The Gonjiam of it all

Let’s call out the obvious: the movie owes a lot to the 2018 Korean hit 'Gonjiam: Haunted Asylum'. The characters even name-check it while setting up their rigs, including the camera mounted right on their faces. It’s not coy about the influence — Wikipedia even lists this one as "based on" that film — but the homage actually works in its favor.

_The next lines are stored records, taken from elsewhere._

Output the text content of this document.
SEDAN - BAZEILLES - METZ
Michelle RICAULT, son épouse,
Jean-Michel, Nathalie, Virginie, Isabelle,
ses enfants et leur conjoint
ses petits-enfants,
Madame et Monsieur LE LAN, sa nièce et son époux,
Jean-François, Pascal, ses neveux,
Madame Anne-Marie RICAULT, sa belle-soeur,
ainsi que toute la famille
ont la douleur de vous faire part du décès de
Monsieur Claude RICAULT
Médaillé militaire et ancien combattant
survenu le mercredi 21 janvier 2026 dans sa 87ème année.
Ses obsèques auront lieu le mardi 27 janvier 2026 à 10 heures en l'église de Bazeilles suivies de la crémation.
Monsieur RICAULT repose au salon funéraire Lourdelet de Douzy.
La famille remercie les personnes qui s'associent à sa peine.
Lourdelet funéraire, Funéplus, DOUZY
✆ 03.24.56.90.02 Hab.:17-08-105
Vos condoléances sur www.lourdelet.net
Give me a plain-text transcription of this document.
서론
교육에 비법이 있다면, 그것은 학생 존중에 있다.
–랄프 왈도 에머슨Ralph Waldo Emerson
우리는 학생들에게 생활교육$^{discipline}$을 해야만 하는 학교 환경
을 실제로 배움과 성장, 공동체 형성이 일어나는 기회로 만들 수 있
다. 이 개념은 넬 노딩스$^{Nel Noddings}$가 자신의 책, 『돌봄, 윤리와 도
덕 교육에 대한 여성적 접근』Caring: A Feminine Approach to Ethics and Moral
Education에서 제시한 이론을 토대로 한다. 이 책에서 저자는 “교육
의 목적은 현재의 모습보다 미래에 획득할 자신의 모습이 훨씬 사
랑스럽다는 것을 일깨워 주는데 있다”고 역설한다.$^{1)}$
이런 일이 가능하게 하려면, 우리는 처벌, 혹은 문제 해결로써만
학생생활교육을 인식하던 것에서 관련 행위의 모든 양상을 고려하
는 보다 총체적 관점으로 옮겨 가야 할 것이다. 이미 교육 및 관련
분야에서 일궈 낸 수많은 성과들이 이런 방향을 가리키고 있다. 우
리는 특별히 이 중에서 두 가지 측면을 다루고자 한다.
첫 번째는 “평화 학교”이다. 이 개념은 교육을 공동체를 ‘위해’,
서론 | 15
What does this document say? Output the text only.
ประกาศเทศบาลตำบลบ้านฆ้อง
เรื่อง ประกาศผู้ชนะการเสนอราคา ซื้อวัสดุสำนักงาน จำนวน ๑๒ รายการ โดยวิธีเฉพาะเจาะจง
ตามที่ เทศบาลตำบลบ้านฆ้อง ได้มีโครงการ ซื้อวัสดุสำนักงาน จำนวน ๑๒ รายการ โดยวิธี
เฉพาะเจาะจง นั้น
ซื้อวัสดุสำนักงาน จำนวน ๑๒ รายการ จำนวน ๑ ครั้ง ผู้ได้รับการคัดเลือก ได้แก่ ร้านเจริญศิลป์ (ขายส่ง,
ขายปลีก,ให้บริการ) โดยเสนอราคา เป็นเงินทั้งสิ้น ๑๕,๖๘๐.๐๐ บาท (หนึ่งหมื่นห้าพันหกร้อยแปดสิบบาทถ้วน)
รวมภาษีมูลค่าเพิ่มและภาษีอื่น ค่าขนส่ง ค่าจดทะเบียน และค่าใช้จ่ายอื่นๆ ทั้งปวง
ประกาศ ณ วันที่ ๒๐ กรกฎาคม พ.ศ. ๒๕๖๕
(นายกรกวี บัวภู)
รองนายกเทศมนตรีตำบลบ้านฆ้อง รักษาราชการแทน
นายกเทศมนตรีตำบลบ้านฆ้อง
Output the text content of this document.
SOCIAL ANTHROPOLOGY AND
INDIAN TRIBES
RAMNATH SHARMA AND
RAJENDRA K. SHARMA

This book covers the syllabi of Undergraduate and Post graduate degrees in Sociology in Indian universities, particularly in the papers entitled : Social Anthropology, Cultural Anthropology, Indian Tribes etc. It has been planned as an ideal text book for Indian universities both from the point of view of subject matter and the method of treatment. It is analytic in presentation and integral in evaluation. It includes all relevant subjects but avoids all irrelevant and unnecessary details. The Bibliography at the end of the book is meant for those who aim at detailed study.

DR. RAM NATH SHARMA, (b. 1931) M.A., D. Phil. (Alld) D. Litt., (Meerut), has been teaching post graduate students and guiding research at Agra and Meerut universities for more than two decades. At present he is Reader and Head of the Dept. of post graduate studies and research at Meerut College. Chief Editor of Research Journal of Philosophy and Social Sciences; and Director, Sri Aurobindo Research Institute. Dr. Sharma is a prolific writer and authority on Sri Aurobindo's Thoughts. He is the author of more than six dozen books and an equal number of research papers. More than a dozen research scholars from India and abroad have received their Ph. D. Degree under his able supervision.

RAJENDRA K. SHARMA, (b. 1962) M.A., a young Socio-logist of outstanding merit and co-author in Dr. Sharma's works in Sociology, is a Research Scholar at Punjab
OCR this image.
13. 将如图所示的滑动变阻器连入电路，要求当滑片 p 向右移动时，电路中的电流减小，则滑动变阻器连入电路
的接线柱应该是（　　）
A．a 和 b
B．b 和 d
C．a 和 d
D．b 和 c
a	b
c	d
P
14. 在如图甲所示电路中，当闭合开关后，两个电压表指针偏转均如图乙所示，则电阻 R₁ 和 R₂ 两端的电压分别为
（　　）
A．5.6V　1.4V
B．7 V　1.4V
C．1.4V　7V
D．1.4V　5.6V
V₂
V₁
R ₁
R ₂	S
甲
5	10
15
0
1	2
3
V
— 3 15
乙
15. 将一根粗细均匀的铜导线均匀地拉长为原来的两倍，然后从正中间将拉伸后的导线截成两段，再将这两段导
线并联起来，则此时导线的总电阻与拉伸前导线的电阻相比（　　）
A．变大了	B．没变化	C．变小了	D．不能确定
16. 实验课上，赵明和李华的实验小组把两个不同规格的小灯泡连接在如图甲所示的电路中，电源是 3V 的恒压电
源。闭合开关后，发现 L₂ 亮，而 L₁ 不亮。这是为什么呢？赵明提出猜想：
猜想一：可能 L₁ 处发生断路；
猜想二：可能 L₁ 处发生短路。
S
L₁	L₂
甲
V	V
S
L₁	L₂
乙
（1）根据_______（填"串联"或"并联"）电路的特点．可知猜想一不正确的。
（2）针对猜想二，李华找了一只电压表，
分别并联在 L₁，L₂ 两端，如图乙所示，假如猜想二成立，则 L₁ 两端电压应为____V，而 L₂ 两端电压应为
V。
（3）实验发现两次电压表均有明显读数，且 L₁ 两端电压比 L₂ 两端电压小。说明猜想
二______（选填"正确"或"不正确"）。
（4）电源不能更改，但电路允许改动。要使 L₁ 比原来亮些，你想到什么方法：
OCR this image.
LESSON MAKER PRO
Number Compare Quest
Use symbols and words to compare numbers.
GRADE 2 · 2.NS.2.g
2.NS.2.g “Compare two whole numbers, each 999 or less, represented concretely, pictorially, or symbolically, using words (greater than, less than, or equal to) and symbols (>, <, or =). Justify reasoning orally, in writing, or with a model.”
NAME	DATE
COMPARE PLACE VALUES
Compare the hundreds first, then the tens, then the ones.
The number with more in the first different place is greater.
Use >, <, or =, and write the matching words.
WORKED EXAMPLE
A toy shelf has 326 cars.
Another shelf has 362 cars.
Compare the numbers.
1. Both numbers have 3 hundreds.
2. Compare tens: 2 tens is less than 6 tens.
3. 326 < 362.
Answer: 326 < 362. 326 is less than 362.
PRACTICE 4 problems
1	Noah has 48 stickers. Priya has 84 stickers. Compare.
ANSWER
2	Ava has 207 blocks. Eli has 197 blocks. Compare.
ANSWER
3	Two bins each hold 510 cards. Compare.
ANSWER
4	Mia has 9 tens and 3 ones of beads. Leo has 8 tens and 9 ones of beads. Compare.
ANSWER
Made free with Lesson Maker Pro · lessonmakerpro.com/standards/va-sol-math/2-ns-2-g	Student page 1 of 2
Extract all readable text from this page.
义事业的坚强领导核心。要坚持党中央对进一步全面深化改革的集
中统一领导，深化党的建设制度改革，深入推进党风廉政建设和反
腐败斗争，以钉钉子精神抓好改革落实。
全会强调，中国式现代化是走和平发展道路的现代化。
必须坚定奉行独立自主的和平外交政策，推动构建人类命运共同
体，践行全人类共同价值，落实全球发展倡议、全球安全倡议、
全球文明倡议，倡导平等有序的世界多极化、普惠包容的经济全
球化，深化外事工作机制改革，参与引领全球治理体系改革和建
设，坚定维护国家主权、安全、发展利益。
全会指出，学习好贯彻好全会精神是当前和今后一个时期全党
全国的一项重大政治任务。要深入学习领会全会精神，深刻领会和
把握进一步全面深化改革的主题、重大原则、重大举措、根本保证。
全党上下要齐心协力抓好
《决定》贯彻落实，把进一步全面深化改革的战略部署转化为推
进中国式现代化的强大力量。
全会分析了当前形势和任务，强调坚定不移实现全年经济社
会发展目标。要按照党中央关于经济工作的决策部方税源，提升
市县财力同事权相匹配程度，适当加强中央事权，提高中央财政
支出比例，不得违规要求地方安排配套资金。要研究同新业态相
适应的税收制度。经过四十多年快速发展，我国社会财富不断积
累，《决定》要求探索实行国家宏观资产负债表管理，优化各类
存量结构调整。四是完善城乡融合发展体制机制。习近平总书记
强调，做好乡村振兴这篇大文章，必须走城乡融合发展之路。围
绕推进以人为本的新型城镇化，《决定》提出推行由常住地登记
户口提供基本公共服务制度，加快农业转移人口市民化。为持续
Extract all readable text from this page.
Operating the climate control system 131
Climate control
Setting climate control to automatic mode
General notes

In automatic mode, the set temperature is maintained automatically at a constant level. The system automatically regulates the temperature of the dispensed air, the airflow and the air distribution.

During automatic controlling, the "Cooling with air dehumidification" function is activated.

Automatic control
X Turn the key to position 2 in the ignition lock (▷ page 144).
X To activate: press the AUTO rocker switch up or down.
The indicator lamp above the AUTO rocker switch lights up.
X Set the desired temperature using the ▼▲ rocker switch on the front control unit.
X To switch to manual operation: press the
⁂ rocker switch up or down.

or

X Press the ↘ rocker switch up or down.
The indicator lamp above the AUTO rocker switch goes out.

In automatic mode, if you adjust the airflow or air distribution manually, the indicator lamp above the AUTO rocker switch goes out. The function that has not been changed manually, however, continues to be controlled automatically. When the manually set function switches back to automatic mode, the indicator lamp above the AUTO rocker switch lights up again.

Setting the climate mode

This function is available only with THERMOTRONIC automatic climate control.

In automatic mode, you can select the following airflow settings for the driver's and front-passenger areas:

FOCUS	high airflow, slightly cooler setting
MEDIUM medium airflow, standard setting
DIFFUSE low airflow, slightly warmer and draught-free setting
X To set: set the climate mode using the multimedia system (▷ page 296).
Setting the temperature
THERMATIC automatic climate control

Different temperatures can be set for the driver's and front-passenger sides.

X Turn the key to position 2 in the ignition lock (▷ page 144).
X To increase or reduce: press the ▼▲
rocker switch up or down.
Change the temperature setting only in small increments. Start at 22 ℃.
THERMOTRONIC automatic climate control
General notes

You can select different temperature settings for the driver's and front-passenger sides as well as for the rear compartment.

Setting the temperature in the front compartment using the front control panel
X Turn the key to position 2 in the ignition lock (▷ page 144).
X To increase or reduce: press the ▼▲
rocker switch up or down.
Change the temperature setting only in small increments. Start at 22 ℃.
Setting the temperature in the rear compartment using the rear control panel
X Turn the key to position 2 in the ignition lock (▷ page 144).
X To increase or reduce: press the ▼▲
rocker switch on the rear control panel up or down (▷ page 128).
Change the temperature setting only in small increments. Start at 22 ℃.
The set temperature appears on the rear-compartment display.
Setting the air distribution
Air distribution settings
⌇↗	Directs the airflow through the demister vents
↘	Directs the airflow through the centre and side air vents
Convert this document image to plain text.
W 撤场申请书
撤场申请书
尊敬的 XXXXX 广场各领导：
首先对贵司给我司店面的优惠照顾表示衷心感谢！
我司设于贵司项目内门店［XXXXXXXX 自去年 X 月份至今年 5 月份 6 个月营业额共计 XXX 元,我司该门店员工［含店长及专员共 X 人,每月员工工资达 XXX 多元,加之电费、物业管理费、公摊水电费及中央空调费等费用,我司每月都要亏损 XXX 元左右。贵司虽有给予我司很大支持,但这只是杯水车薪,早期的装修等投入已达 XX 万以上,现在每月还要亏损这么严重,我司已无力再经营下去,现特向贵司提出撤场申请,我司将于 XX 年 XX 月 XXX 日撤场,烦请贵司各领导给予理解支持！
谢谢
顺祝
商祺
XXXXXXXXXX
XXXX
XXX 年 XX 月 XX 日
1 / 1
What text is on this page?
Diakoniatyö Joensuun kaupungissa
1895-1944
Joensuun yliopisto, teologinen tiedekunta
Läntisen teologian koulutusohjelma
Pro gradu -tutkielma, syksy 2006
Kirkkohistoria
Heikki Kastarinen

Instead of just tracing the outline, 'Strange Frequencies' piles on fresh nastiness: supernatural hauntings stitched together with black magic rituals, plus a doppelganger wrinkle that escalates things quickly. It’s a throw-everything-at-the-wall approach that, surprisingly, sticks.

Does it deliver?

Yeah. The jump scares land, the atmosphere is thick, and Kerwin Go uses the format well — half the tension is your eyes darting around the frame, scanning the hospital’s dark corridors for whatever should not be there. It doesn’t reinvent found footage, but it doesn’t have to. It’s fast, fun, and genuinely scary, and it’s one of the best international horror releases of 2024.

Where to watch (and how to actually find it)

'Strange Frequencies: Taiwan Killer Hospital' is streaming on Netflix now. If it’s not on your front page, you’ll need to search for it — yes, that button you never use. Beat the algorithm and thank yourself later.